Collider Investor Therapy Session

‘The most important thing I want you all to take away from this is to recognise you belong here.’

Recently QUT CEA hosted a panel event for our creative startups. Fronted by Peter Loy, Founder and Managing Partner at Flywheel Ventures, the panel comprised of Angel Investors from different industries. This included our very own expert in residence Shelli Trung, General Manager for Adroll, Ben Sharp, Founder of Startup Onramp, Colin Kinner, and Venture Capitalist Investor Stewart Glynn.
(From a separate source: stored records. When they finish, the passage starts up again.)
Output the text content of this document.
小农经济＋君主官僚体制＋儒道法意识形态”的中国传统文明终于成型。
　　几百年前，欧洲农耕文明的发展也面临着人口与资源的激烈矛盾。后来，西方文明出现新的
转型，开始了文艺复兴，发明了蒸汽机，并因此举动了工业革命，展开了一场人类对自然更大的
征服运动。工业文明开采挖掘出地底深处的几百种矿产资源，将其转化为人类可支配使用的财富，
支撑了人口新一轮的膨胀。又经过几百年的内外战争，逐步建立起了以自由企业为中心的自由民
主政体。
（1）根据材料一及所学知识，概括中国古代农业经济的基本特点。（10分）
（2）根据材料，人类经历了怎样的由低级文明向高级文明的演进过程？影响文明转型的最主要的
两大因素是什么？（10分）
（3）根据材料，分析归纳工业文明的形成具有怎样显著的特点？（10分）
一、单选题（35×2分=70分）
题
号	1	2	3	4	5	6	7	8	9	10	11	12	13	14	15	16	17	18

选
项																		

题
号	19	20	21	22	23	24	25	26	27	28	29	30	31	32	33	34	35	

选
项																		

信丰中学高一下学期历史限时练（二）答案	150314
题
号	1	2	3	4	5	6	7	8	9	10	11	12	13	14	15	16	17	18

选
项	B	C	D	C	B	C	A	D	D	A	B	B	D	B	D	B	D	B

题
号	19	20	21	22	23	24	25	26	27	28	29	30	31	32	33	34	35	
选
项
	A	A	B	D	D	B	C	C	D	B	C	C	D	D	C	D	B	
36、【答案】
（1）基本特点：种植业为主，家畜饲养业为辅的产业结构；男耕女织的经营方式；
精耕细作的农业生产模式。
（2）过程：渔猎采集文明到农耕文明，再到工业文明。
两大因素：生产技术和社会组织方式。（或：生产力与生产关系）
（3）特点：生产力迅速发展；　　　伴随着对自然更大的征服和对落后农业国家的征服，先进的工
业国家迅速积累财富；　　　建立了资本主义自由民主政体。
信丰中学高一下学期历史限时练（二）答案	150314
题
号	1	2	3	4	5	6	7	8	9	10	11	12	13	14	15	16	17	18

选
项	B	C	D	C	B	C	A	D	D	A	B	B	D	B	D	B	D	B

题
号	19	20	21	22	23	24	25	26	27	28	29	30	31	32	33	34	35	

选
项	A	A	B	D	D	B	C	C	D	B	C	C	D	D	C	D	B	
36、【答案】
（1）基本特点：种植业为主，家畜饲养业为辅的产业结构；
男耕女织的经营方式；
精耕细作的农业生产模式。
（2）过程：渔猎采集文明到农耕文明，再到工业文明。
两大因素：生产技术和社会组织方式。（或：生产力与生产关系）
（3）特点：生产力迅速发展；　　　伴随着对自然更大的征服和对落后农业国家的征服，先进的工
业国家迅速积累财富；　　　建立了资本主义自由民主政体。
Kickstarting the event with introductions of speakers and elevator pitches from the audience, Peter led the discussion on how startups can capture the interest of potential investors, what they can do to secure mutually beneficial business relationships and common mistakes businesses make in their pitching phase. Here are some key takes from that event:

Having a passionate team

A point that was often returned to was the importance of creating a stable team. The panel unanimously agreed that not only should a startup be made of people who are passionate and knowledgeable about their industry, but a strict importance should be placed on understanding the team dynamics and strengths of each individual member. It was agreed by all panel members that the most successful startups they’d worked with were not a result of founders employing the ‘best of the best’ but by grouping together people who were reasonably intelligent and passionate about their industry.

Building Relationships

Having been on both sides of the table, all members of the panel stressed the importance of establishing a relationship with a potential investor before soliciting funds. When queried on the number of startups they’d invested in, the favourable answer proved to be three to four a year, with an average of fifty startups examined. This was due in part to the amount of time needed to invest in a startup and the resources available. For investors such as Colin and Stewart, their affiliation with Steve Baxter and his connection to Shark Tank had them receiving a surge of emails and requests, so much so, that even considerably high-quality startups had to be rejected. Startups that took the time to create a relationship were far more likely to bypass a waiting period and secure funding.

Knowing the value of your company

A considerably less common, but fatal mistake startups make is undervaluing their company. Just as overestimating the value of your company can show a lack of understanding and pretension, undervaluing the projected outcome of your startup proved to be an even worse pitfall, more so for the possibilities of exploitation. When asked by an audience member whether downplaying the worth of your company can garner more interest from investors, Sharp pointed out that any legit investor would be hesitant to invest, as taking advantage of a potentially prosperous startup would only cause dissension in the long run.